Dr Molly Scott Cato – a Green Party MEP and economist – has called for a Europe-wide VAT exemption for businesses with a turnover of less than €100,000.
An EU VAT regulation came into effect on 1 January 2015 to curb widespread tax evasion by multinational corporations – but critics say the new put too large an administrative burden on smaller businesses.
The changes mean VAT on digital products sold in the EU will be chargeable in the place of purchase rather than the place of supply, meaning SMEs must now collect VAT from up to 28 different EU states at around 75 different rates.

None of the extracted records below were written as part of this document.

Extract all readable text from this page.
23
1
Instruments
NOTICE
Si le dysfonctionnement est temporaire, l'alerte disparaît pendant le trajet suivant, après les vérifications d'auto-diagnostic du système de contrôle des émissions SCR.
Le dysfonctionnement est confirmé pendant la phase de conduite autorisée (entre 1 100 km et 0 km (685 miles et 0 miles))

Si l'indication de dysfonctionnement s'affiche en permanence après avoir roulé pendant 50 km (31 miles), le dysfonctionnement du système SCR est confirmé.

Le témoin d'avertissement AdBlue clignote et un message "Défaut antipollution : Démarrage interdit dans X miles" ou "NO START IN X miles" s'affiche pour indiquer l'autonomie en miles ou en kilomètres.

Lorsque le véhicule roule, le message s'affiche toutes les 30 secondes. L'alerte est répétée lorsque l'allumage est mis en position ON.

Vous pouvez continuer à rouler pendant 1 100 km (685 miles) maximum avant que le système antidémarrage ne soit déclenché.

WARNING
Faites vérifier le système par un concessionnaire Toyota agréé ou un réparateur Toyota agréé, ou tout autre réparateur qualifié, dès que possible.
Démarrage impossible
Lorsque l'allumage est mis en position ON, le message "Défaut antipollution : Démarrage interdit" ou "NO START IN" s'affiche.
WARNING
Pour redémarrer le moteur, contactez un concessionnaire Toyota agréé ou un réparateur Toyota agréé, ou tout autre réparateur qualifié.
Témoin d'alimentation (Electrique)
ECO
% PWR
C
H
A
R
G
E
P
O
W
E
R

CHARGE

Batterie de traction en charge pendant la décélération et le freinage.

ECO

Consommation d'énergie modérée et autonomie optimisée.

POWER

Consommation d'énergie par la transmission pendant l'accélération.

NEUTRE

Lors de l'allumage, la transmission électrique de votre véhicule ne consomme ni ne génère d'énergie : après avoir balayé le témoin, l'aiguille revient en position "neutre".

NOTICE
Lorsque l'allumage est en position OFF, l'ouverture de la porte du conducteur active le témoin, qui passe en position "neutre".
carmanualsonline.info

Dr Cato has criticised the government for not adequately preparing small businesses for the new rules.
Dr Cato said:
“Many who run micro businesses or are sole traders are telling me that the new rules make their business unviable. It is tragic that the entrepreneurial approach shown by so many should be undermined by a policy which, while having laudable aims, has such serious flaws.”
HMRC have already made one concession, agreeing in December that businesses who can separate their UK sales would only have to pay VAT on their cross border EU sales.
But many do not think this is enough. An online petition, with over 22,500 signatories at the time of writing, demands that the UK VAT threshold be applied to all EU sales.
This would mean that companies with an annual turnover less than £81,000 (~€100,000) would be exempt from paying VAT on any of their sales, cross-border or otherwise.
Dr Cato said:
“It seems to me that the simplest way out of this situation, and for these businesses selling digital products to continue to be viable, is to allow countries the option of introducing an exemption for businesses with a turnover of less than €100,000.”